Particularismes cantonaux au détriment des enfants
De nombreux enjeux dans le domaine des droits de l’enfant, dont la protection de l’enfance, sont du ressort des cantons. Dans son rapport sur la mise en œuvre des recommandations de 2015 du Comité des droits de l’enfant, le Conseil fédéral a affirmé qu’il était impératif d’œuvrer à une meilleure coordination entre les responsables cantonaux lors des interventions pour la protection des enfants. Cette coordination n’est pas mise en œuvre dans tous les cantons. Les mesures prévues sont toutefois insuffisantes, et les moyens financiers et ressources humaines nécessaires font défaut jusqu’à ce jour. Le Conseil fédéral est opposé à une stratégie globale de protection des enfants contre la violence. Concrètement, cela signifie que la possibilité des enfants et des parents de bénéficier de prestations de soutien facilement accessibles ou d’obtenir une aide rapide et compétente lorsque le bien-être de l’enfant est mis en danger, dépend du lieu de domicile ou de la situation socio-économique de la famille. Les droits des enfants et des jeunes devraient être exercés de manière homogène dans l’ensemble de la Suisse. Une stratégie nationale est nécessaire dans les domaines de la prévention de la violence, de l’accès aux prestations de soutien pour les familles, de la qualité de l’hébergement dans les foyers et des conditions de placement.
La voix des enfants doit être entendue
De nombreuses procédures administratives et judiciaires concernent directement les enfants. Le droit de participation des enfants, conformément à l’art. 12 CDE, doit être garanti dans toutes les procédures (p. ex. divorces, protection de l’union conjugale). A l’heure actuelle, les enfants ne sont de loin pas entendus dans toutes les procédures, bien que le Code civil exige explicitement que les enfants soient auditionnés dans les procédures de droit de la famille. L’autorité parentale conjointe étant désormais la règle, la pression augmente sur les enfants pour répondre aux attentes des deux parents. Souvent, les tribunaux entretiennent une conception conservatrice des meilleures conditions de développement au sein des familles, et les besoins (relationnels) des enfants sont ignorés, de même que leurs déclarations. Il n’existe pas à l’heure actuelle d’instance à laquelle les enfants pourraient s’adresser lorsqu’ils ne sont pas pris en considération dans une procédure, n’ont pas été entendus ou que leurs droits aient été bafoués d’une autre manière. Le Parlement a adopté une motion demandant la création d’un bureau de médiation pour les droits de l’enfant. Dans le domaine de l’asile et de la migration, le droit des enfants à prendre part aux procédures est mis en œuvre de manière également insuffisante.

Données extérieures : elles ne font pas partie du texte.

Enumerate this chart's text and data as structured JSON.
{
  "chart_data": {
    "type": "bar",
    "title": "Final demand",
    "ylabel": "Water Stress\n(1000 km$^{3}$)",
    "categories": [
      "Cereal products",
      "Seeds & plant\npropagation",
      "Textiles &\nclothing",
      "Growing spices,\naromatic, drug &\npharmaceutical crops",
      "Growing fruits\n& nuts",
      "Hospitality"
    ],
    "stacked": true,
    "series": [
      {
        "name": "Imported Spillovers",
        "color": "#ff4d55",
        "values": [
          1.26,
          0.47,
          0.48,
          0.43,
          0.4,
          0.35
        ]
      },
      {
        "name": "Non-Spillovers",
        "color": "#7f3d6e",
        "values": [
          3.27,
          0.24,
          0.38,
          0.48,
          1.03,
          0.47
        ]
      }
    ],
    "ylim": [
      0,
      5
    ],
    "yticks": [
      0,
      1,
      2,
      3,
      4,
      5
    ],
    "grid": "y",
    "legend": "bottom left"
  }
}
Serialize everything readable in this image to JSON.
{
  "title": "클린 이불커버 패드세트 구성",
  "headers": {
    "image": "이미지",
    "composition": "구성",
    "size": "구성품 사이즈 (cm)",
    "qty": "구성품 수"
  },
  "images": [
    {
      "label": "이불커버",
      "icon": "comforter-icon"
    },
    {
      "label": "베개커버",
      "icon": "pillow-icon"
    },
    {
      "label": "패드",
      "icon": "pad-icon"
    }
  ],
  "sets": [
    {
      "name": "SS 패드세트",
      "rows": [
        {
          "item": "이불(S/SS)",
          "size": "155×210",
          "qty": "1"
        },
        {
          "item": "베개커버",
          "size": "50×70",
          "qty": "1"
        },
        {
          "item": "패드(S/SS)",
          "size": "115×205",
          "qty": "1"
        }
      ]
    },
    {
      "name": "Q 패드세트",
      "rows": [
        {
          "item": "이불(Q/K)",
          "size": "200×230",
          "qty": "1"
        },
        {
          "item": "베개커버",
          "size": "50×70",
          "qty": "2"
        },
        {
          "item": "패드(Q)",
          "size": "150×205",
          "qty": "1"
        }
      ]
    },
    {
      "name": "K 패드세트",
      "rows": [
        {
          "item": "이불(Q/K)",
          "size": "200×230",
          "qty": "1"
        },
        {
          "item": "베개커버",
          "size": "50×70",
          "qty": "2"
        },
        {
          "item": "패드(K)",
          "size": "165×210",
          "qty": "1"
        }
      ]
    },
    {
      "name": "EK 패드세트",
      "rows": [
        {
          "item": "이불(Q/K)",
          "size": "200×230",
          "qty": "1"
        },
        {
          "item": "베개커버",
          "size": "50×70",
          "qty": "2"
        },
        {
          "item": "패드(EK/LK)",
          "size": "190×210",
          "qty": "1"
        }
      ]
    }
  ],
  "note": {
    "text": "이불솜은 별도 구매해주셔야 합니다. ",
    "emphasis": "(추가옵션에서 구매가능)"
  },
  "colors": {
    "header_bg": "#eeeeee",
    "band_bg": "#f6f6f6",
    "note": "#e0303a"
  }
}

260'000 enfants proches du seuil de pauvreté
L’Office fédéral de la statistique estime qu’en Suisse, 108'000 enfants sont directement touchés par la pauvreté. 155'000 autres enfants vivent dans des conditions de précarité, tout juste au-dessus du seuil de pauvreté. Les enfants qui grandissent dans la pauvreté sont marqués par la précarité matérielle, l’exclusion sociale et ont des chances moindres en termes de formation. Les conditions de départ défavorables ne peuvent plus s’améliorer ni être compensées par la suite. En conséquence, les enfants restent souvent pauvres également à l’âge adulte. Les causes de la pauvreté des enfants sont les coûts élevés de la vie, les bas revenus des parents et le manque de possibilités de conciliation entre vie professionnelle et vie familiale. Pour que les enfants ne grandissent pas dans la pauvreté, les familles défavorisées doivent être soutenues dans toute la Suisse. Des prestations familiales complémentaires, comme celles introduites avec succès par certains cantons, devraient être de vigueur dans l’ensemble du pays.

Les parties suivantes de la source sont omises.